Technical - Adversarial Attacks

Saihub.info

Category: Technical

Potential Source of Harm: Adversarial Attacks

Updated February 5, 2025

Nature of Harm

Adversarial attacks involve the use of specially-structured data that causes AI models to perform other than as expected or intended. Adversarial data is usually presented to a trained model that is in use, but may also be included in training data. Research shows that many AI models are inherently vulnerable to such attacks.

There are many types of adversarial attacks, which are constantly evolving (similar to the way that other computer malware evolves). Example of attacks include:

large language model (LLM) "jailbreaks" and other prompt injection attacks -- This involves specially-designed prompts that avoid the "guardrails" that are included in many LLMs to avoid toxic, dangerous and/or otherwise unwanted content. Some resources on these attacks are:
- Ignore This Title and HackAPrompt: Exposing Systemic Vulnerabilities of LLMs through a Global Scale Prompt Hacking Competition (arXiv paper March 2024)
- Jailbreaking Black Box Large Language Models in Twenty Queries (arXiv paper October 2023)
- Lakera, Jailbreaking Large Language Models: Techniques, Examples, Prevention Methods
- Stanford Human-Centered Artificial Intelligence, Can Foundation Models Be Safe When Adversaries Can Customize Them?
- Gary Marcus, When it comes to security, LLMs are like Swiss cheese — and that’s going to cause huge problems (October 2024).
manipulation of images or physical objects to defeat image recognition -- This involves adding specially-structured data to an image or applying additional features to a physical object, in a way that changes the classification of an object by an AI model without fundamentally changing how the object is perceived by a human. For example, this article from Carnegie Mellon University gives well-known examples including misclassification of a stop sign as a speed limit sign and a panda as a gibbon.
data exfiltration, e.g.
- Data exfiltration from Writer.com with indirect prompt injection (December 2023)
- Hacker plants false memories in ChatGPT to steal user data in perpetuity (September 2024).

Regulatory and Governance Solutions

Regulation governing the robustness of AI systems is beginning to emerge. For example:

The EU AI Act includes requirements on risk management and data goverance for AI systems.
The Chinese Regulations on the Administration of Internet Information Service Recommendation Algorithms require that algorithms be assessed for efficacy and security.

Requirements like these fairly clearly include an obligation to avoid dangerous vulnerability to adversarial attacks.

The need to deal with adversarial techniques is more explicit in emerging AI governance initiatives.

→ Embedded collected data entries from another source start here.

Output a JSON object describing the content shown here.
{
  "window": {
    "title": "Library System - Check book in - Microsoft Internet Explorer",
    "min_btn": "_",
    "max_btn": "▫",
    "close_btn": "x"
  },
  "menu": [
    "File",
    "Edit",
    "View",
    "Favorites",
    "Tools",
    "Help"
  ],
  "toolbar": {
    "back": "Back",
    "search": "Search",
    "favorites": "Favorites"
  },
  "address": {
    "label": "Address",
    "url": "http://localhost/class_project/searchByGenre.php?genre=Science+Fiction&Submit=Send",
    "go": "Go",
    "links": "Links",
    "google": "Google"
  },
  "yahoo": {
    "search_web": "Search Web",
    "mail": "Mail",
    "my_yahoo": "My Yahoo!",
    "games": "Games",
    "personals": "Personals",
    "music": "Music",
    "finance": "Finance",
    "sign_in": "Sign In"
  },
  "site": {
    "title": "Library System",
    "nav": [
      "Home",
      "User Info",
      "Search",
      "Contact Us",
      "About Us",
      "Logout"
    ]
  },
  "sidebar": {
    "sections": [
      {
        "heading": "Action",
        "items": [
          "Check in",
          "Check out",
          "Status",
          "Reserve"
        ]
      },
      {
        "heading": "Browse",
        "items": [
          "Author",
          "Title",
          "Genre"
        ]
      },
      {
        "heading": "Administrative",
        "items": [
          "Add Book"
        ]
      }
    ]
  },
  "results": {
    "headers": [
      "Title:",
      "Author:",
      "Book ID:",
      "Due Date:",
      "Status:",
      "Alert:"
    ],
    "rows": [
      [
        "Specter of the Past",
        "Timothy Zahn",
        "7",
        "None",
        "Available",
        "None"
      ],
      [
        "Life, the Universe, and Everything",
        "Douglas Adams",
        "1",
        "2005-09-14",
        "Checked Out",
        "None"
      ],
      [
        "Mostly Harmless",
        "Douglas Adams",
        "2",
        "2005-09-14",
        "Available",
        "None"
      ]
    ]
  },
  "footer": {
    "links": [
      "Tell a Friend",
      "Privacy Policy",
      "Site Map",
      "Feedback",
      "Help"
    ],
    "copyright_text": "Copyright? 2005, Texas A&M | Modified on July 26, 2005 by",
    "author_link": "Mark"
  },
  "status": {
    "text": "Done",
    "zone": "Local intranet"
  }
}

For example, the Guidelines for secure AI system development (released in November 2023 by the UK National Cyber Security Centre, the US Cybersecurity and Infrastructure Security Agency and cybersecurity bodies of about 20 other countries) identify "adversarial machine learning" as a key challenge of AI security and recommend steps to address it. The US National Institute of Standards and Technology has published Adversarial Machine Learning: A Taxonomy and Terminology of Attacks and Mitigations.

Technical Solutions

Development of AI models that are robust against adversarial threat is a core area of AI research and development.

Preventing adversarial attacks on AI models is very challenging, particularly because the large size and "black box" nature of deep neural networks makes them inherently vulnerable to such attacks. There is extensive research literature on these issues, some of which is summarized in this December 2022 survey of adversarial attacks and defenses for image recognition.

The Adversarial Robustness Toolbox (ART) is an open-source Python library that "provides tools that enable developers and researchers to evaluate, defend, certify and verify Machine Learning models and applications against the adversarial threats of Evasion, Poisoning, Extraction, and Inference."

Resistance of leading LLMs to adversarial attacks appears to be gradually increasing. For example, in early 2025, Anthropic announced new techniques for its Claude LLMs that substantially reduce their vulnerability to jailbreaks.

Government Entities

Chinese regulators, including the Cyberspace Administration of China (CAC), already have significant authority for regulation of AI models, as mentioned above. EU and EU member state regulators will eventually have analogous authority under the EU AI Act; and the US has given some authority to various government agencies.

Government AI research institutions may also play a significant role in developing solutions for AI model mismatch.

Private Entities

The Coalition for Secure AI (CoSAI) is "an open ecosystem of AI and security experts from industry leading organizations dedicated to sharing best practices for secure AI deployment and collaborating on AI security research and product development", announced in July 2024 with participation by many leading AI companies.

Many private companies and other entities are working on improved AI models and applications using them. Detailing this work is beyond the scope of Saihub.info, but we may later add more detailed summaries of this work.